By the numbers, too, it was a good night for Laughton—he put up an adjusted 72.50 CF% at 5-on-5, leading all Flyers, and also registered three individual scoring chances, including two high danger chances for (both of which turned into goals). All around, it was a strong night for Laughton, as he continues to produce well, even as he’s been bumped back down to a fourth line role. Skill works there, too. Imagine that.

7.Travis Konecny is also Doing The Things

And at long last! After a slow start to the season, Konecny’s finally settling in and is really starting to produce well for the team. We’re giving him extra props, because he specifically did the ultimate thing we wanted the Flyers to do, that is come out with some jump and maybe even get the team off to am early lead. And that he did,

But outside of the initial flash of that first goal, Konecny was kind of all over the place for the bulk of the night (but like, in a good way). He was using his speed consistently and continuing to create chances throughout. He closed out the night with seven shots and four proper scoring chances, and an adjusted 57.02 CF% at 5-on-5. A couple of those chances very well might have turned into something, but it appears all of his early season bad luck hasn’t quite run out. He’s doing his best to get around it, it seems, and we may not be too far away from the scales evening and more bounces going his way. But for the time being, he’s certainly giving himself the best chance to succeed, making his own luck.

8.Regression session

So, we need to talk. We broke down that very solid start that the Flyers got off to, and how that was really a testament to the hard and smart work they were putting in—coming out with speed and stressing high danger chances.

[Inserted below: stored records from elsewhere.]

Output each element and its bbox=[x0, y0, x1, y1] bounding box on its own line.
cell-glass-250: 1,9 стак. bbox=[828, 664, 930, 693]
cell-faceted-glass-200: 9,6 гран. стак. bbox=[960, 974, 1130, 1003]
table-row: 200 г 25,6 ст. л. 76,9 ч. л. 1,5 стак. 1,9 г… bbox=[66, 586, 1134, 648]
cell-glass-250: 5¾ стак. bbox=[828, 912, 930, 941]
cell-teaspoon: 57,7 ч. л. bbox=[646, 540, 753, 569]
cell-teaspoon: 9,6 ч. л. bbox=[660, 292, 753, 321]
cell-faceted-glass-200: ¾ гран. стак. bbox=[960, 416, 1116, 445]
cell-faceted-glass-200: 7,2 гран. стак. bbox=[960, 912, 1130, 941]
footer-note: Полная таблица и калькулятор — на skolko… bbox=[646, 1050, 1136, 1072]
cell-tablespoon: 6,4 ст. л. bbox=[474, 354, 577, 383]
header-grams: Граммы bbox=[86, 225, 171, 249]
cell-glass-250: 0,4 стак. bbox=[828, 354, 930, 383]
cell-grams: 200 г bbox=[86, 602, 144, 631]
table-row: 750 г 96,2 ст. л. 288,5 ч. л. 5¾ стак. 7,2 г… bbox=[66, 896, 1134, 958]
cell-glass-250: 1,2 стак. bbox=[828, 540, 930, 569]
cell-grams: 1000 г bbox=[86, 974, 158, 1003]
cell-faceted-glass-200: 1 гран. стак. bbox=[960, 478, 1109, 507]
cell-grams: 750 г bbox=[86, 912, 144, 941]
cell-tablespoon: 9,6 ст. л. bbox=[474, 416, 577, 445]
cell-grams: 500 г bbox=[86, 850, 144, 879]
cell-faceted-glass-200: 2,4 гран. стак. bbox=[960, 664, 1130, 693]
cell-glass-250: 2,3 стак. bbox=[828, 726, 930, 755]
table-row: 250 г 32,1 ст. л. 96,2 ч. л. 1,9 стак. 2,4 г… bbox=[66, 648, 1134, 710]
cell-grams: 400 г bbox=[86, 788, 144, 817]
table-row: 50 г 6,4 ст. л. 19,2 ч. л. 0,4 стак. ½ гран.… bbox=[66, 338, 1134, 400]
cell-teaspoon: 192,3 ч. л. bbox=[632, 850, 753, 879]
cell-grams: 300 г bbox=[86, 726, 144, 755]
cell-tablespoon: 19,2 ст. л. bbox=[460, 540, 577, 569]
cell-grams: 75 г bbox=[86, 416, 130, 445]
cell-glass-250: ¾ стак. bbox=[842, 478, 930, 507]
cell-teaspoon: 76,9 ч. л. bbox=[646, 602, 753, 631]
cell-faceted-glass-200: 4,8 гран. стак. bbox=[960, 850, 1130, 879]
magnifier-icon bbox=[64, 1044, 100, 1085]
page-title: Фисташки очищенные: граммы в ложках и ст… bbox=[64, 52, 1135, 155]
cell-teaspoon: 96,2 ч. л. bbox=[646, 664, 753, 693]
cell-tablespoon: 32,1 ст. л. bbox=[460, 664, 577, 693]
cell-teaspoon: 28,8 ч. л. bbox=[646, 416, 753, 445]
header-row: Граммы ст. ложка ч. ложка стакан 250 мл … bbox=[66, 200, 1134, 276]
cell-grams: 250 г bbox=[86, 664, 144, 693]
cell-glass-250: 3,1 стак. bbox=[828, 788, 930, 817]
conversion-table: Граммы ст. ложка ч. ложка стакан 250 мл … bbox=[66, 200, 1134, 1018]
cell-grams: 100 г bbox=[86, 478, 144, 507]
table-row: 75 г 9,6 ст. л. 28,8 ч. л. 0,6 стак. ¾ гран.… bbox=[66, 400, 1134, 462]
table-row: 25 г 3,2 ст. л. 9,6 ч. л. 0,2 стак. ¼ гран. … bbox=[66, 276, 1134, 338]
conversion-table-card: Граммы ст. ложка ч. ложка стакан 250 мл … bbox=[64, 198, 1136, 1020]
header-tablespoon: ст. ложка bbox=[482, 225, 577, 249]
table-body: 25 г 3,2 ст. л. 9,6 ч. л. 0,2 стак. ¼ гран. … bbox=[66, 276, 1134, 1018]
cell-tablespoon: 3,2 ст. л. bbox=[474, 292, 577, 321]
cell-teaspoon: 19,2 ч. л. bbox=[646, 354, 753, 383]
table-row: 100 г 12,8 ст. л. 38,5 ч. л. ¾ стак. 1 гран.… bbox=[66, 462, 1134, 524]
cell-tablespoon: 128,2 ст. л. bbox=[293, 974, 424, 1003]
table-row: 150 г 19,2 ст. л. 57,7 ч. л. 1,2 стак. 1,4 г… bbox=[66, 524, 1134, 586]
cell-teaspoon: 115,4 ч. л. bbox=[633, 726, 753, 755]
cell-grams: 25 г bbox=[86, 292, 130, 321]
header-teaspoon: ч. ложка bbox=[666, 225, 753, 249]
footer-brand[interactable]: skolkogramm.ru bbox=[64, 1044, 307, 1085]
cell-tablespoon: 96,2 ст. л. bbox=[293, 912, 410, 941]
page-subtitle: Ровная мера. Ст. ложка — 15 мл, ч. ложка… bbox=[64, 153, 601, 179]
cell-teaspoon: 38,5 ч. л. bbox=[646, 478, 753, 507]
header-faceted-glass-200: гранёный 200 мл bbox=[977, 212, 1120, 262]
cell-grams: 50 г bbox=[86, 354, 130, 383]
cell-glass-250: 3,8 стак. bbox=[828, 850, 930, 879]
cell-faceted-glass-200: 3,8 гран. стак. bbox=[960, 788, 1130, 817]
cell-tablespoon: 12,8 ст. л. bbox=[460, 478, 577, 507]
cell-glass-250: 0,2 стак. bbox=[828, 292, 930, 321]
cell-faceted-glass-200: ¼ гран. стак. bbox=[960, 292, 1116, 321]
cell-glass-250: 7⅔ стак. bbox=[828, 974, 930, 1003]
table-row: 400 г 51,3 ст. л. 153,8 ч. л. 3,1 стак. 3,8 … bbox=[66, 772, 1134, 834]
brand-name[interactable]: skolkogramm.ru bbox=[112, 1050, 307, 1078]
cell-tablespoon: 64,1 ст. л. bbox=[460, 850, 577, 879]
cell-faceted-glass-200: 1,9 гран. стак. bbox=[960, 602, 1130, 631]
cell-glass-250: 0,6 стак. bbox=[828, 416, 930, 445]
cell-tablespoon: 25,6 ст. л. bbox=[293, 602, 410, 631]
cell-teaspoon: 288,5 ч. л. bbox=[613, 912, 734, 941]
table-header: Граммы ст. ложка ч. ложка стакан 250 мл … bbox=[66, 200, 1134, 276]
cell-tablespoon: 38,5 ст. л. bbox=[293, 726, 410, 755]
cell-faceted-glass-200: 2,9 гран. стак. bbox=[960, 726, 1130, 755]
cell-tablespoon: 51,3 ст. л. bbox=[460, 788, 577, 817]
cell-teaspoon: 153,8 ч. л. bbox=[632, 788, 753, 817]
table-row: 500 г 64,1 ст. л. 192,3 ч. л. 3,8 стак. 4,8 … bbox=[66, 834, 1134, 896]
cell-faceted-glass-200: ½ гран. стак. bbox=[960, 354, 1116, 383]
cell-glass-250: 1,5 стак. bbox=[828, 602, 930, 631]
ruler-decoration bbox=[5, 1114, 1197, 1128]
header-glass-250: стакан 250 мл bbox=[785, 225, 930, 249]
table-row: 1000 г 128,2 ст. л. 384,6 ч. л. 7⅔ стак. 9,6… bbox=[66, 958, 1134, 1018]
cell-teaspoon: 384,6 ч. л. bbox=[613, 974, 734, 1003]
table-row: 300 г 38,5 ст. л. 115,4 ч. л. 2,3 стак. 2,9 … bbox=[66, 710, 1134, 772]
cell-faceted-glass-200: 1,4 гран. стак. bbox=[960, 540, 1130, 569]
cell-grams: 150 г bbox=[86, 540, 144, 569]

And then things go south. And that’s about when folks start preaching about “keeping it simple” in order to work their way back into this. What does this mean for the Flyers? It means getting set up in the offensive zone and just throwing bombs in from the point and hoping for the best. We’ve seen them falling back on this all season, and the results haven’t changed—their shots were blocked with ease, before the pucks could even make to the net to become a proper chance. The Flyers only managed seven shots in the second period, when the bulk of this was going on, and they stayed behind. it wasn’t until they hit the third period and got back to getting pucks in deep and crashing the net that they were finally rewarded with some goals.

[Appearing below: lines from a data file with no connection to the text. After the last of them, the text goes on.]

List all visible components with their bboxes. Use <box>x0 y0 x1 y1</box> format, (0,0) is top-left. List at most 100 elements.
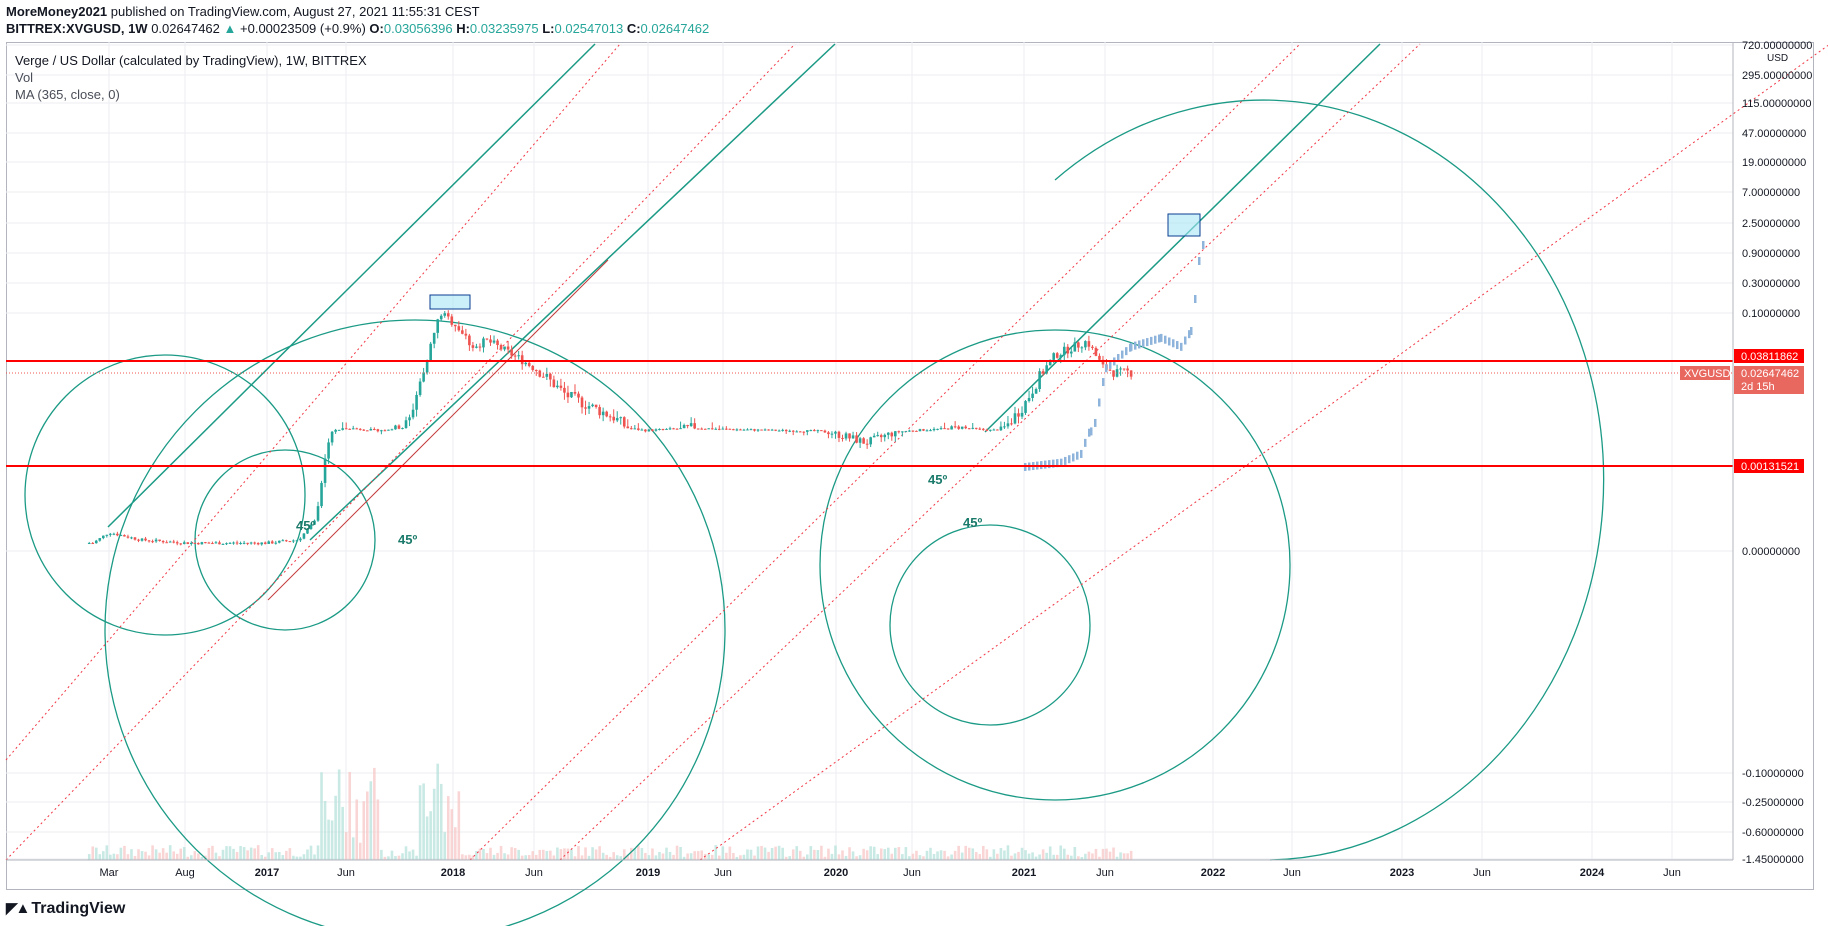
candle-body <box>580 397 584 408</box>
volume-bar <box>633 848 637 860</box>
candle-body <box>556 385 559 388</box>
volume-bar <box>446 796 450 860</box>
volume-bar <box>496 852 499 860</box>
candle-body <box>960 426 964 429</box>
candle-body <box>908 430 911 432</box>
volume-bar <box>1094 848 1098 860</box>
volume-bar <box>425 816 429 860</box>
projection-bar <box>1158 334 1161 343</box>
candle-body <box>1119 368 1122 370</box>
volume-bar <box>432 788 436 860</box>
highlight-box <box>1167 213 1201 237</box>
price-label: 0.03811862 <box>1741 351 1798 363</box>
volume-bar <box>450 809 454 860</box>
candle-body <box>1098 355 1101 360</box>
x-tick-label: 2021 <box>1012 867 1036 879</box>
candle-body <box>401 428 404 430</box>
candle-body <box>1084 341 1087 348</box>
spiral-arc <box>819 329 1291 801</box>
high-label: H: <box>456 21 470 36</box>
candle-body <box>246 542 249 544</box>
candle-body <box>823 430 827 433</box>
candle-body <box>119 535 123 537</box>
volume-bar <box>774 846 777 860</box>
volume-bar <box>964 845 968 860</box>
tradingview-icon: ◤▲ <box>6 900 30 917</box>
candle-body <box>982 428 985 430</box>
candle-body <box>904 431 908 433</box>
volume-bar <box>1017 851 1020 860</box>
candle-body <box>492 340 496 343</box>
candle-body <box>718 428 721 430</box>
x-tick-label: 2022 <box>1201 867 1225 879</box>
candle-body <box>278 540 281 543</box>
candle-body <box>746 429 749 431</box>
candle-body <box>355 428 359 430</box>
candle-body <box>974 427 978 429</box>
volume-bar <box>457 791 461 860</box>
candle-body <box>1080 347 1084 349</box>
candle-body <box>869 437 872 445</box>
volume-bar <box>253 848 256 860</box>
candle-body <box>795 431 799 433</box>
y-tick-label: -0.10000000 <box>1742 768 1804 780</box>
candle-body <box>542 376 545 378</box>
candle-body <box>1003 426 1006 428</box>
candle-body <box>763 429 767 431</box>
volume-bars <box>87 763 1133 860</box>
volume-bar <box>404 846 408 860</box>
candle-body <box>932 428 936 431</box>
volume-bar <box>154 849 158 860</box>
candle-body <box>242 542 246 544</box>
volume-bar <box>197 853 200 860</box>
tradingview-logo[interactable]: ◤▲ TradingView <box>6 899 125 918</box>
candle-body <box>98 538 102 541</box>
x-tick-label: Jun <box>1663 867 1681 879</box>
candle-body <box>425 361 429 373</box>
volume-bar <box>668 851 672 860</box>
volume-bar <box>563 848 566 860</box>
volume-bar <box>506 854 510 860</box>
volume-bar <box>341 806 344 860</box>
price-label-bg <box>1734 459 1804 473</box>
volume-bar <box>256 845 260 860</box>
candle-body <box>228 542 232 544</box>
volume-bar <box>207 847 211 860</box>
candle-body <box>387 429 390 431</box>
volume-bar <box>953 850 957 860</box>
candle-body <box>534 369 538 371</box>
candle-body <box>725 428 728 430</box>
candle-body <box>1048 359 1052 366</box>
candle-body <box>520 355 524 365</box>
volume-bar <box>922 856 925 860</box>
volume-bar <box>454 827 457 860</box>
projection-bar <box>1090 427 1093 436</box>
candle-body <box>292 540 295 542</box>
volume-bar <box>1073 846 1077 860</box>
ma-legend[interactable]: MA (365, close, 0) <box>15 87 120 102</box>
volume-bar <box>520 855 524 860</box>
price-label-bg <box>1734 349 1804 363</box>
volume-bar <box>436 763 440 860</box>
author-name[interactable]: MoreMoney2021 <box>6 4 108 19</box>
candle-body <box>696 428 700 430</box>
vol-legend[interactable]: Vol <box>15 70 34 85</box>
volume-bar <box>1006 845 1010 860</box>
close-value: 0.02647462 <box>640 21 710 36</box>
candle-body <box>806 430 809 432</box>
candle-body <box>524 362 528 365</box>
candle-body <box>675 428 679 430</box>
y-tick-label: 0.30000000 <box>1742 278 1800 290</box>
x-tick-label: 2023 <box>1390 867 1414 879</box>
candle-body <box>1027 397 1031 402</box>
volume-bar <box>461 854 464 860</box>
volume-bar <box>749 849 753 860</box>
volume-bar <box>637 845 640 860</box>
candle-body <box>1070 351 1073 354</box>
volume-bar <box>1048 846 1052 860</box>
candle-body <box>306 529 309 534</box>
candle-body <box>232 542 235 544</box>
volume-bar <box>285 850 288 860</box>
volume-bar <box>482 849 485 860</box>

So, keeping it simple when falling behind might sound like a nice thing to say, but maybe it’s not always the actual best game plan, all things considered.

9.In defense of Nic Aube-Kubel

Are we really here to get riled up about this, even after a win? Yes, we are. But we’ll get on with it quickly so you can move on with your other business.

Aube-Kubel played a whopping total of 4:10 last night, and really this shouldn’t be much of a surprise, given how his other games to date have unfolded. But this lack of playing time defies logic. I asked Hakstol about it at practice on Wednesday, if Aube-Kubel would be working up to earning more minutes, or if this is just what we should expect going forward. He noted that it would be “whatever we need on a nightly basis. He’s done a good job in a limited role, and he’s gotta keep doing a good job, and if he dictates and earns some more ice time, there’s more opportunity for him, those minutes will come.”

And that’s valid. You’ve got to earn your ice time. I hear that. But Aube-Kubel looked good again last night—he laid a nice hit, managed a well-executed pass through traffic in front of the net, and came up with another shot of his own in close when the team was not doing a whole lot of shooting from there. And this was all well and good. So, we have to ask—if he’s doing good things, the best can be, short of finding the back of the net, in the seven shifts he’s given a night, what exactly does he have to do to earn those extra minutes?

10.The only damn thing I know

I don’t really know any of the music they use in the warmups mix, because even though I’m the same age as a lot of the guys it’s made for, I guess I’m just kind of lame. That said, I do appreciate when the in-arena music switches over to something I do know. Big fan of the COIN, BØRNS, and 5 Seconds of Summer (I know, I know, that song’s a guilty pleasure) that they broke out. Obviously this was just to appease me. Much appreciated.